The weather also will push back the completion of a relief well that Allen has said for months is the only way to ensure that the Deepwater Horizon well is sealed permanently.

Engineers had hoped to lift the blowout preventer either Monday or Tuesday and install a new blowout preventer over the well on Wednesday in preparation for resuming drilling on the relief well perhaps Sept. 7 or 8. An effort to intercept the Deepwater Horizon wellbore with the relief well might have come as soon as four days after that.

With weather delaying those steps, however, it now appears likely that the relief well won't reach the Deepwater Horizon well before mid September — a reminder of how critical BP's successful closing off of the well July 15 with a containment valve known as a capping stack has been in easing the sense of crisis.
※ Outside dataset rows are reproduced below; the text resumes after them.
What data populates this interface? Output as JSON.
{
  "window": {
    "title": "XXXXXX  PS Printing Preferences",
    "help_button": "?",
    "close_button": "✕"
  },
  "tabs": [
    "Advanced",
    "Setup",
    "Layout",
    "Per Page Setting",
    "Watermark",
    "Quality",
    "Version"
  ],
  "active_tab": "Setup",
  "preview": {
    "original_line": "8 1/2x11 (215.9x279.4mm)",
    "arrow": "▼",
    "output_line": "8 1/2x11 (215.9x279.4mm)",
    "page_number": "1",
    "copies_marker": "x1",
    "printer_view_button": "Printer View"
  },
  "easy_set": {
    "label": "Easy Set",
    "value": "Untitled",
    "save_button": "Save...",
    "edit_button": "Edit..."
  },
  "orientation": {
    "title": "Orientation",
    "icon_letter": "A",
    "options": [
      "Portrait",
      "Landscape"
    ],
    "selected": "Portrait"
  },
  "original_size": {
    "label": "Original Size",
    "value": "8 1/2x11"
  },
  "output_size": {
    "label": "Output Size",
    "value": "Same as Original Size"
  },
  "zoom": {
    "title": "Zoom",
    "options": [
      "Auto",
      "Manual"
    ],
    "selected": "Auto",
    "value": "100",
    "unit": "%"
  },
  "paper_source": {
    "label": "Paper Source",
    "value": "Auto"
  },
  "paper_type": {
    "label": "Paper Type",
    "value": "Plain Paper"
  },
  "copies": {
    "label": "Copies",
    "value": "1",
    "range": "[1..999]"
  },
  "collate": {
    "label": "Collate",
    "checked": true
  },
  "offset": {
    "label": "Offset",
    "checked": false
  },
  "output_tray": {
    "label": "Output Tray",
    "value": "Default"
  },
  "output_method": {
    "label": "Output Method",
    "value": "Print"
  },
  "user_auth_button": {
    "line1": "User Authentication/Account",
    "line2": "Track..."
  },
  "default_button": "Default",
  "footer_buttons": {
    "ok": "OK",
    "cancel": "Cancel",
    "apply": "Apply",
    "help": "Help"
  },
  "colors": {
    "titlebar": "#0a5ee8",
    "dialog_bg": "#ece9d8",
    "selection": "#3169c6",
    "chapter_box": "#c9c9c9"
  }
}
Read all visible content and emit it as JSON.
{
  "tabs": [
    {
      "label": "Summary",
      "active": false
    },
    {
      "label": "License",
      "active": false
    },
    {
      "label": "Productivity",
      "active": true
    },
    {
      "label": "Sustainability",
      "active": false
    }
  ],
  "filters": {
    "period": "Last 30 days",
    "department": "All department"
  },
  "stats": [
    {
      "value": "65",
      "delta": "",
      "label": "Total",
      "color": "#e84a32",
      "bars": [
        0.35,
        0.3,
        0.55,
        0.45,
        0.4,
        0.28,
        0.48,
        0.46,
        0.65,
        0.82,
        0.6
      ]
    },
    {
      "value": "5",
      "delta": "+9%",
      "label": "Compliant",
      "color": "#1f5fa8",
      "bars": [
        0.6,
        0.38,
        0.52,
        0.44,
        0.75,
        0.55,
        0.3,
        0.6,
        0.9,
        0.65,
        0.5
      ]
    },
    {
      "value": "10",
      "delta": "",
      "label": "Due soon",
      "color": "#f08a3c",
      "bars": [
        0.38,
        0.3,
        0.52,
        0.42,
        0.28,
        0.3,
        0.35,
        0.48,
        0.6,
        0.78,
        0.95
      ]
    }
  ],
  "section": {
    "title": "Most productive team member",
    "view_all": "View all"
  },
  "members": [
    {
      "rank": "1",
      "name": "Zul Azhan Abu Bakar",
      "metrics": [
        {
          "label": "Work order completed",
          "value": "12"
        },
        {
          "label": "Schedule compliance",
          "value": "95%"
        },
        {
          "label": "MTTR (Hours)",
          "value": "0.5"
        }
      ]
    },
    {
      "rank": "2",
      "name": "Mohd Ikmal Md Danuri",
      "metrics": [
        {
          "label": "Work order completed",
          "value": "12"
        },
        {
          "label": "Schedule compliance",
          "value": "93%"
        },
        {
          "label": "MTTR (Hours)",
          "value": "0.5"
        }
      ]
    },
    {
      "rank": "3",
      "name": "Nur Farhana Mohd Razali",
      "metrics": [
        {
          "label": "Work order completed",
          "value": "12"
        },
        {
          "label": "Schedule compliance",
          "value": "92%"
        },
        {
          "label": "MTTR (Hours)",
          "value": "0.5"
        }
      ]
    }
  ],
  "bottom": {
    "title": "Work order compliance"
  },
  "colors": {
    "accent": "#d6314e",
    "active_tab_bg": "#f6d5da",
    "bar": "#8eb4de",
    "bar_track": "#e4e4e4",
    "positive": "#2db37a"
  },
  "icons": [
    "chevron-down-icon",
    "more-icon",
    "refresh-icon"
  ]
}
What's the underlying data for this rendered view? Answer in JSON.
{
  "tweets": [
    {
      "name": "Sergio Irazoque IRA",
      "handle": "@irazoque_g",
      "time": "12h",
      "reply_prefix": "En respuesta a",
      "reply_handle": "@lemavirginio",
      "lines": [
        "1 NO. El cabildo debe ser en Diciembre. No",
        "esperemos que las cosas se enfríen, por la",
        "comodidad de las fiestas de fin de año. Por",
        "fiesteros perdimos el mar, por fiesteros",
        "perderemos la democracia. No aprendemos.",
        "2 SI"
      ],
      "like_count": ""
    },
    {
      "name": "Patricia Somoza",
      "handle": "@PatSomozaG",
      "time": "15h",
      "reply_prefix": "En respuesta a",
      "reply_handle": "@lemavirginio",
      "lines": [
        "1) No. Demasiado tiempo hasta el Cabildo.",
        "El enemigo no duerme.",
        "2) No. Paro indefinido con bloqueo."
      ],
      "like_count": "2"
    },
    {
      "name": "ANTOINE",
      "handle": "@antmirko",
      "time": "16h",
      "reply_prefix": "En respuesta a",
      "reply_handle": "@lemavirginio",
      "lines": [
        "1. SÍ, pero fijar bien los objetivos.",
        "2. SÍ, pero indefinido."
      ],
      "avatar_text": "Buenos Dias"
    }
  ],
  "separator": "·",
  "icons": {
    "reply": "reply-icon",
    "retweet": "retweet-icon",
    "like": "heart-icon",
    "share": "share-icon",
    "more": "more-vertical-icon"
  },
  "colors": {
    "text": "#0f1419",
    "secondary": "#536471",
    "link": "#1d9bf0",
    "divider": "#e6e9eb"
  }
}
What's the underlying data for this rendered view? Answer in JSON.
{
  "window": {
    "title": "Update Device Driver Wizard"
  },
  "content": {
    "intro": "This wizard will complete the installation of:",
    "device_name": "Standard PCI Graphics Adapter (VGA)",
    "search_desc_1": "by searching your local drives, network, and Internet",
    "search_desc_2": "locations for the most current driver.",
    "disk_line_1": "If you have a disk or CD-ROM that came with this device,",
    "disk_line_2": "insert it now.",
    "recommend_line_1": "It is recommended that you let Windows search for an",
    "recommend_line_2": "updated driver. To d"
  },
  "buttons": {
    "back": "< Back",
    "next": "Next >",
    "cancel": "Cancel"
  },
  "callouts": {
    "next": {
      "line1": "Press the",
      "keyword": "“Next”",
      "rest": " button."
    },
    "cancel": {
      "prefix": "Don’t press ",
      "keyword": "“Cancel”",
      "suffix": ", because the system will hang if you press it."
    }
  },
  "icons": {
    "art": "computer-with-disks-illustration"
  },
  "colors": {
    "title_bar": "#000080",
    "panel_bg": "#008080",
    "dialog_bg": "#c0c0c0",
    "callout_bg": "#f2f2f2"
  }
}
No oil has spewed into the Gulf since the capping stack's valves were closed 46 days ago. Had the capping stack not worked, however, oil still would have been gushing from the well at an estimated rate of 53,000 barrels per day. That would have added at least 2.4 million barrels to the 4.9 million barrels government scientists have estimated spewed from the well between April 20 and July 15.

Allen, briefing reporters by phone from the Development Driller III rig at the site 48 miles off the Lousiana coast, said Monday that waves at the well site were six to eight feet tall, too high for surface ships to lift the blowout preventer safely. Of primary concern, Allen said, was that the rising and falling of the waves would cause too much force to be exerted on the blowout preventer as it was tugged from the seafloor.

Allen said last week that engineers are uncertain whether the blowout preventer, a four-story collection of gears and valves that weighs hundreds of thousands of pounds, is still connected to drilling pipe below the seafloor. Concerned that lifting the blowout preventer could damage cement that is now sealing the well, engineers had decided to limit the amount of pressure they'd exert on the device to 80,000 pounds until they were certain how or if the blowout preventer is connected to pipe still in the well. A wave, however, could suddenly add to that pressure.

Allen said the wave action also could cause the blowout preventer, once freed from the seafloor, to swing like a pendelum while it was suspended in the water 5,000 feet below the surface.

Allen said technicians were prepared to move ahead quickly once the weather calmed. Pipes and hoses that had tied the blowout preventer to equipment on the seafloor and ships on the surface were all disconnected over the weekend in preparation for the device's recovery.

Why the blowout preventer, which is designed to sever the drill pipe leading from the well to the surface, failed is a key question in the investigations of the Deepwater Horizon catastrophe, which killed 11 oilrig workers and caused billions of dollars in economic damages. BP and Transcocean, which BP hired to drill the well and owns the blowout preventer, have blamed each other for its failure.

Allen said a 11 members of a Justice Department evidence team that will supervise the blowout preventer's recovery are aboard the Discoverer Enterprise drill ship, which will haul the capping stack to the surface, and the Q4000 drilling platform, which will bring the blowout preventer to the surface.